Colorado oil and gas companies landed a significant victory election night as voters rejected sweeping restrictions for the industry.

Proposition 112 would have required any new oil and gas development that's not on federal land to be set back at least 2,500 feet—a half mile—from homes and "vulnerable areas" like playgrounds, lakes and rivers.

Dan Haley, president and CEO of the Colorado Oil and Gas Association, said workers got involved because their livelihoods were at stake.

"What's been amazing to me is seeing the people in this industry step forward. People who don't like politics and don't want to be involved in politics, but they understand you don't get to choose your moment," Haley said.

Current state regulations prohibit oil and gas facilities from being closer than 500 feet from homes and 1,000 feet from schools, health care centers, and other high-occupancy buildings. The measure was statutory, meaning it needed a simple majority to pass.

Colorado Election Results

Oil and gas companies including Anadarko and Noble Energy poured millions into the political interest group Protect Colorado. Through mailers, door-to-door visits and TV ads the group trumpeted the industry’s economic success, and raised concerns about what would be lost if companies faced new restrictions.

Those opponents said the measure would have eliminated new oil and gas activity on most non-federal land in the state and would cost the state jobs.
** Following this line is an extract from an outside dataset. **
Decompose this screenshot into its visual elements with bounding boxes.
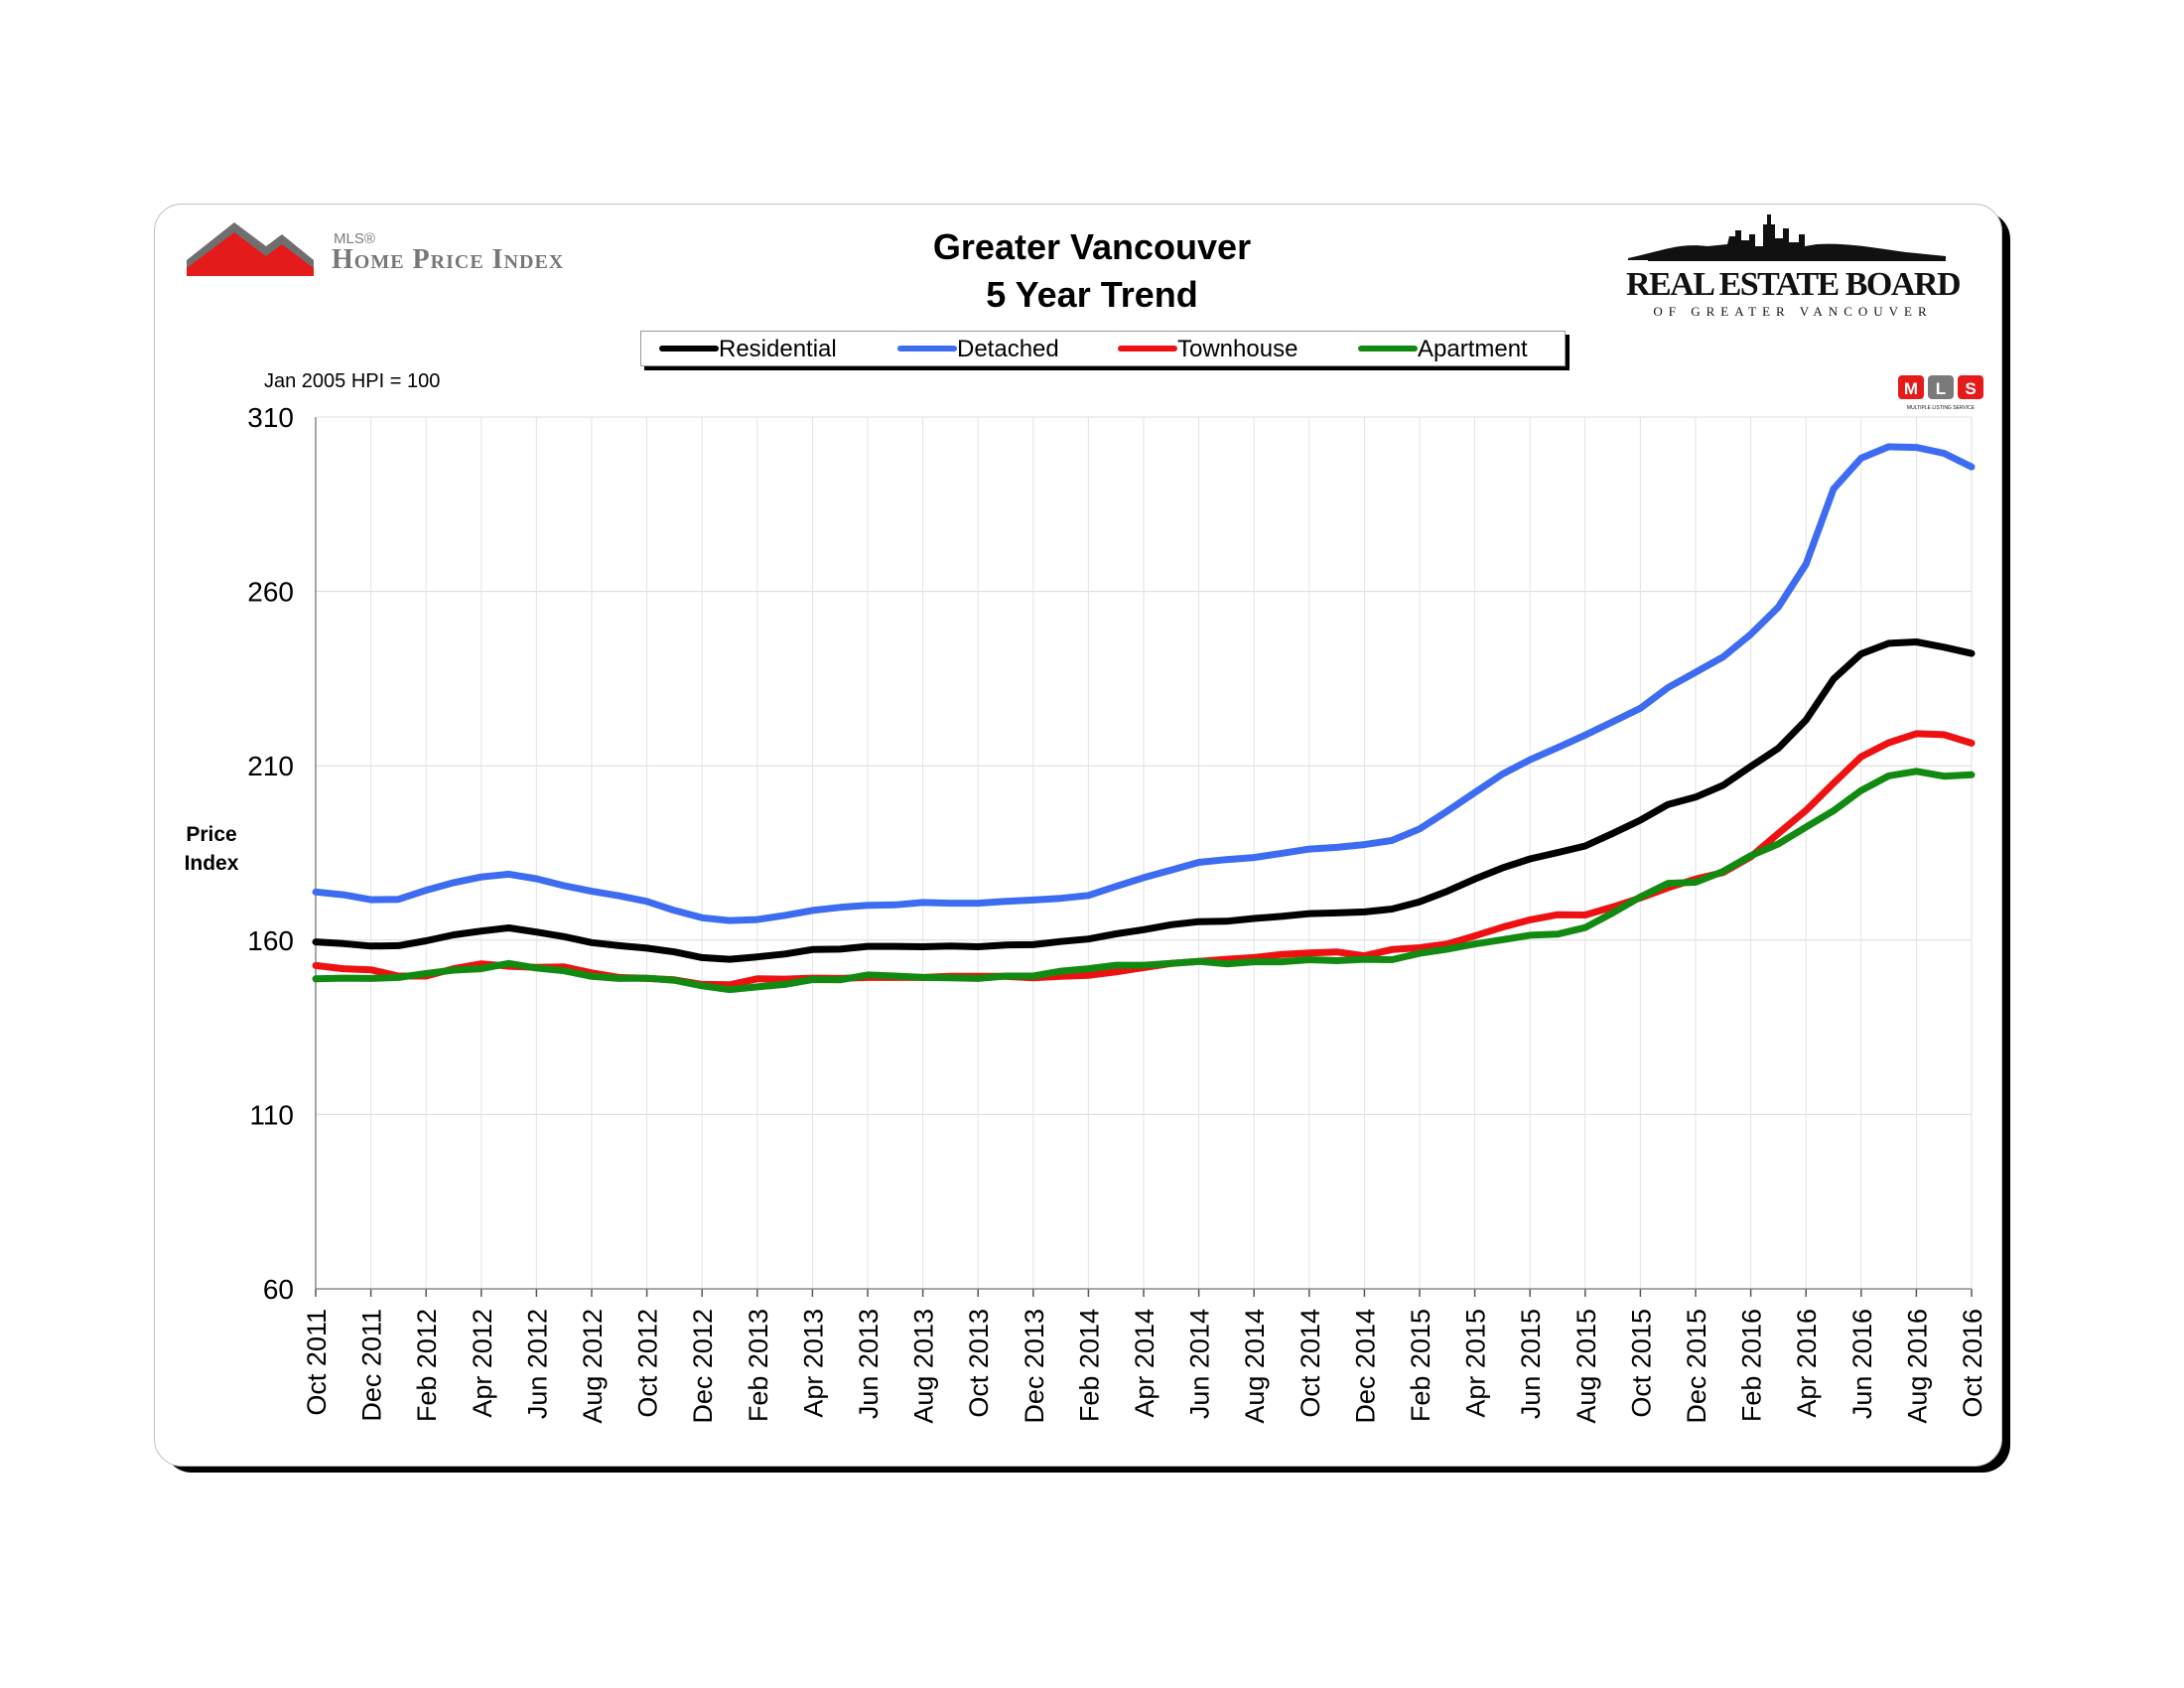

They say the industry generated $10.9 billion in production value in 2017, and supported many other industries and jobs. State and local governments would also receive less in tax revenue if the measure were to pass, they say.

Proponents for the measure said it would reduce health and nuisance impacts—headaches, nausea, traffic, dust, for example—of drilling sites. They say it would have given property owners greater certainty about the location of new oil and gas sites close to their property.

Fracking opponents are running out of avenues to challenge drilling in Colorado. In 2012 and 2013 Longmont and Fort Collins imposed short- and long-term bans on oil and gas. But the Colorado Supreme Court rendered those efforts illegal. Efforts to impose greater setbacks through the state legislature have failed.

One of the few remaining challenges lies in another legal challenge in front of the same court: Martinez v. Colorado Oil and Gas Conservation Commission (COGCC). That case challenges the COGCC, the state oil and gas regulatory body, to prioritize health and safety over oil and gas development.

The Colorado Supreme Court is expected to issue its ruling in the next year.

Oil production has doubled in the state since 2013, and as of 2017 the state had 54,000 producing wells. Natural gas production has been stable for the last decade. But an increase in population along the northern Front Range means more people are living near oil and gas facilities.